Перед Сониными глазами опять встали картины безвозвратно ушедшего прошлого. Вспомнила она и доверительные жалобы одной такой сестрички: "Батюшка говорит, что мы должны служить больным так, как жены мироносицы служили Христу. Но разве Христос так бы себя вел?!"
Та сестричка потом довольно удачно вышла замуж, а самой Соне потребовались годы, чтобы прекратить грубо прерывать мерзко пошлящих мужчин и увидеть в них несчастных людей, пытающихся подбодрить себя и прикрыть этим неандертальским способом свою слабость. Парализацию легче перенести слабой женщине, чем сильному мужчине. Тогда, впрочем, такого рода жалобы дошли до старших сестер, и молодых девушек перестали посылать в мужское отделение.

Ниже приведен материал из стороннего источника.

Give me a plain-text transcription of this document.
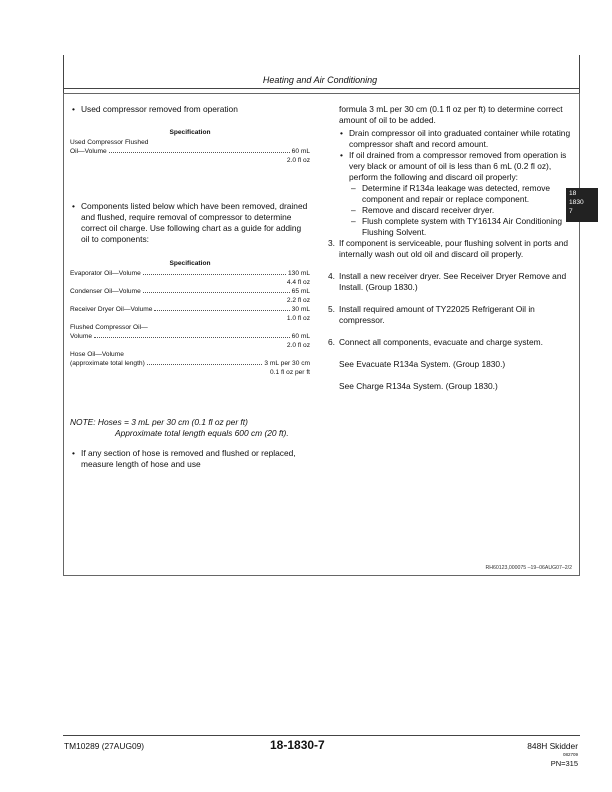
Heating and Air Conditioning
18
1830
7
• Used compressor removed from operation
Specification
Used Compressor Flushed
Oil—Volume	60 mL
2.0 fl oz
• Components listed below which have been removed, drained and flushed, require removal of compressor to determine correct oil charge. Use following chart as a guide for adding oil to components:
Specification
Evaporator Oil—Volume	130 mL
4.4 fl oz
Condenser Oil—Volume	65 mL
2.2 fl oz
Receiver Dryer Oil—Volume	30 mL
1.0 fl oz
Flushed Compressor Oil—
Volume	60 mL
2.0 fl oz
Hose Oil—Volume
(approximate total length)	3 mL per 30 cm
0.1 fl oz per ft
NOTE: Hoses = 3 mL per 30 cm (0.1 fl oz per ft)
Approximate total length equals 600 cm (20 ft).
• If any section of hose is removed and flushed or replaced, measure length of hose and use
formula 3 mL per 30 cm (0.1 fl oz per ft) to determine correct amount of oil to be added.
• Drain compressor oil into graduated container while rotating compressor shaft and record amount.
• If oil drained from a compressor removed from operation is very black or amount of oil is less than 6 mL (0.2 fl oz), perform the following and discard oil properly:
– Determine if R134a leakage was detected, remove component and repair or replace component.
– Remove and discard receiver dryer.
– Flush complete system with TY16134 Air Conditioning Flushing Solvent.
3. If component is serviceable, pour flushing solvent in ports and internally wash out old oil and discard oil properly.
4. Install a new receiver dryer. See Receiver Dryer Remove and Install. (Group 1830.)
5. Install required amount of TY22025 Refrigerant Oil in compressor.
6. Connect all components, evacuate and charge system.
See Evacuate R134a System. (Group 1830.)
See Charge R134a System. (Group 1830.)
RH60123,000075 –19–06AUG07–2/2
TM10289 (27AUG09)	18-1830-7	848H Skidder
082709
PN=315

"Смерть матери - это серьезный рубеж в жизни каждого человека. Больно еще и потому, что из мира уходит единственный человек, для которого ты всегда был ребенком. И отныне ты остаешься непоправимо взрослым и одиноким человеком.

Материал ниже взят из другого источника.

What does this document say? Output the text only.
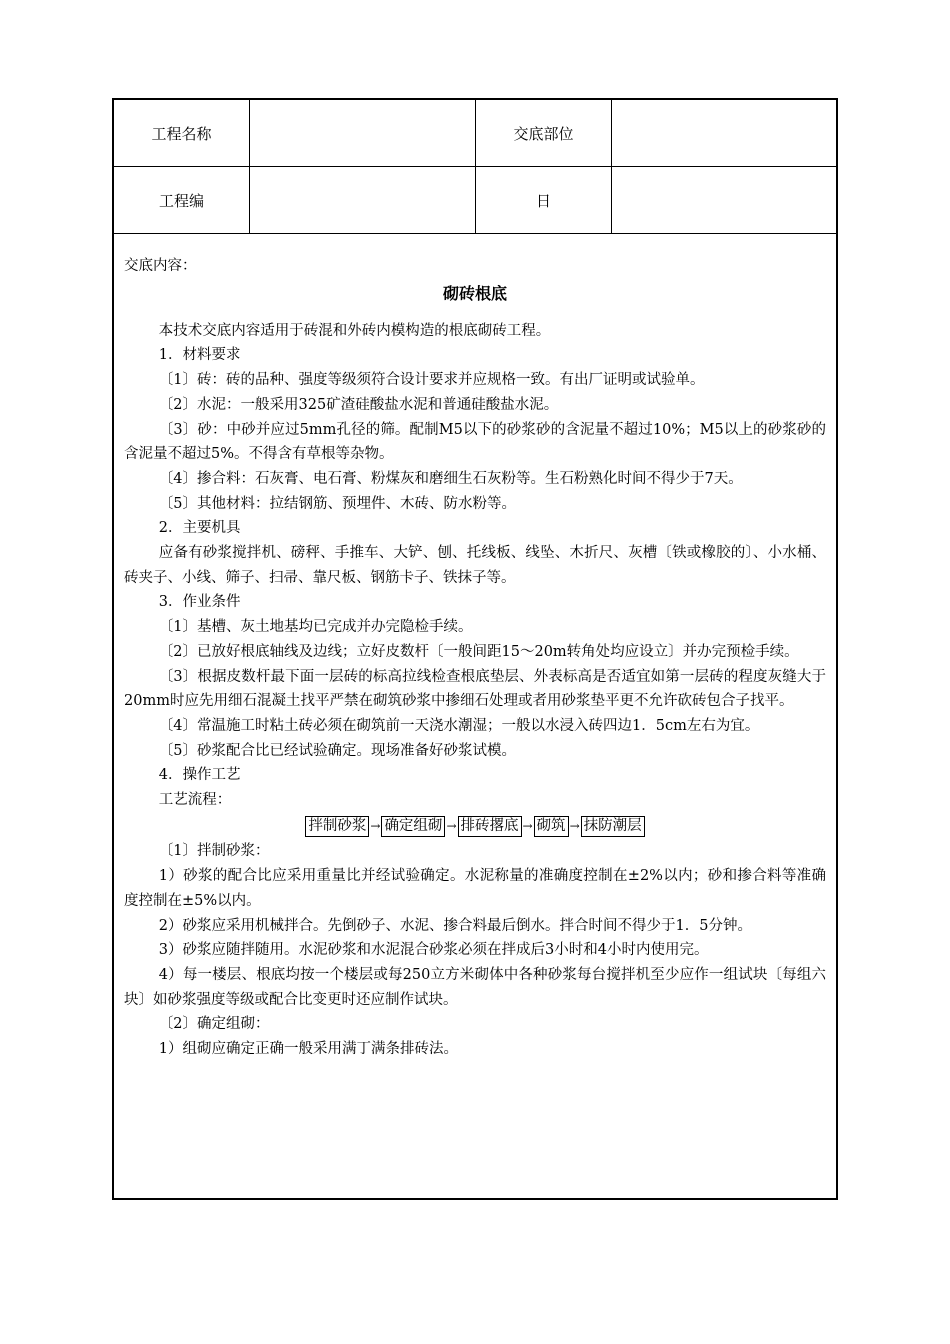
工程名称	交底部位
工程编	日

交底内容：

砌砖根底

本技术交底内容适用于砖混和外砖内模构造的根底砌砖工程。

1．材料要求

〔1〕砖：砖的品种、强度等级须符合设计要求并应规格一致。有出厂证明或试验单。

〔2〕水泥：一般采用325矿渣硅酸盐水泥和普通硅酸盐水泥。

〔3〕砂：中砂并应过5mm孔径的筛。配制M5以下的砂浆砂的含泥量不超过10%；M5以上的砂浆砂的含泥量不超过5%。不得含有草根等杂物。

〔4〕掺合料：石灰膏、电石膏、粉煤灰和磨细生石灰粉等。生石粉熟化时间不得少于7天。

〔5〕其他材料：拉结钢筋、预埋件、木砖、防水粉等。

2．主要机具

应备有砂浆搅拌机、磅秤、手推车、大铲、刨、托线板、线坠、木折尺、灰槽〔铁或橡胶的〕、小水桶、砖夹子、小线、筛子、扫帚、靠尺板、钢筋卡子、铁抹子等。

3．作业条件

〔1〕基槽、灰土地基均已完成并办完隐检手续。

〔2〕已放好根底轴线及边线；立好皮数杆〔一般间距15～20m转角处均应设立〕并办完预检手续。

〔3〕根据皮数杆最下面一层砖的标高拉线检查根底垫层、外表标高是否适宜如第一层砖的程度灰缝大于20mm时应先用细石混凝土找平严禁在砌筑砂浆中掺细石处理或者用砂浆垫平更不允许砍砖包合子找平。

〔4〕常温施工时粘土砖必须在砌筑前一天浇水潮湿；一般以水浸入砖四边1．5cm左右为宜。

〔5〕砂浆配合比已经试验确定。现场准备好砂浆试模。

4．操作工艺

工艺流程：

拌制砂浆 → 确定组砌 → 排砖撂底 → 砌筑 → 抹防潮层

〔1〕拌制砂浆：

1）砂浆的配合比应采用重量比并经试验确定。水泥称量的准确度控制在±2%以内；砂和掺合料等准确度控制在±5%以内。

2）砂浆应采用机械拌合。先倒砂子、水泥、掺合料最后倒水。拌合时间不得少于1．5分钟。

3）砂浆应随拌随用。水泥砂浆和水泥混合砂浆必须在拌成后3小时和4小时内使用完。

4）每一楼层、根底均按一个楼层或每250立方米砌体中各种砂浆每台搅拌机至少应作一组试块〔每组六块〕如砂浆强度等级或配合比变更时还应制作试块。

〔2〕确定组砌：

1）组砌应确定正确一般采用满丁满条排砖法。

У Жени не было возможности увлечься своим страданием, ей предстояло самой организовать похороны. Но мертвое тело ее матери уже увезли в морг, а она все сидела в холле, не в силах даже подумать о возвращении в пустой дом. Потом в ее сознание ворвались голоса и повторяющееся название улицы, на которой она жила.
"Лиственная улица. Это же недалеко. Отвезете и вернетесь".
Девушка с трудом включилась в происходящее рядом с ней. Буквально толпа самого разнообразного народа собралась возле кровати одной необыкновенно странной женщины. "Лежачая больная", как их здесь не совсем грамотно называют, поступила в отделение довольно давно. У нее была шикарная грива волос, сразу же безжалостно сбритых сестрами милосердия, страстно увлеченными борьбой со вшами. Она лежала лысая, с огромными остроконечными ушами, большими пустыми глазами под густыми черными изогнутыми бровями, никак не реагировала на происходящее, только время от времени вроде бы попискивала. Ее, конечно же, никто не лечил, только поили, кормили и убирали за ней.
Сейчас больную, оказывается, срочно собирались выписывать, потому что ее мужа временно выпустили из психбольницы, чтобы он был дома, когда привезут его жену. По закону, кто бы мог подумать, перевозка не имеет права везти неподвижного человека в пустой дом. И эти законники нашли-таки способ выпихнуть человека из больницы. Чем она им мешала?
Женщину завернули в пальто, в котором сестры милосердия обычно выносили мусор, потому что теплых вещей у нее не было, а приближающаяся ночь обещала быть холодной, и перетащили на каталку.
Тут Женя встрепенулась, сообразив, что машина скорой помощи отвезет больную на Лиственную улицу.
- Меня не подбросите?
- Без проблем.
Сопровождать больную вместе с бригадой скорой помощи поехала медсестра Корина, замечательная всегда бессмысленно-отсутствующим взглядом темных глаз, что вместе с привычкой жевать жвачку постоянно, придавало ей откровенно коровий вид.
Когда перевозка приехала по адресу, встречать больную, естественно, никто не вышел. Ее перетащили на одеяло, и все участники этой акции по выписке человека домой, включая Женю, ухватились за края одеяла. Корина пошла вперед, выяснить обстановку, но вскоре вернулась назад. Видимо, выясненная обстановка ее не впечатлила. Когда транспортировка больной до двери квартиры была завершена, стало понятно, в чем дело. Выписанный из психушки муж не хотел впускать жену домой. Поэтому он забаррикадировал входную дверь и отключил свет в квартире, испортив пробки. Хлипкая баррикада не остановила мужчин со "Скорой помощи". Они успешно проделали достаточное отверстие для входа, но входить в неизвестную темноту первым никто не решался. Женя нерешительно встала на пороге, обернулась и с удивлением заметила проблески чего-то осмысленного в глазах Корины, смотревшей поверх ее плеча. По косяку двери бежала целая вереница блестящих в свете карманного фонаря тараканов, крайний из которых вот-вот должен был свалиться Жене за шиворот. Та инстинктивно прыгнула вперед и оказалась в полной темноте, с отвращением слушая хруст раздавленных тараканов под ногами.
- Ну, если моя жажда приключений не будет теперь удовлетворена, - мрачно подумала она, - то я уж и не знаю, что мне нужно.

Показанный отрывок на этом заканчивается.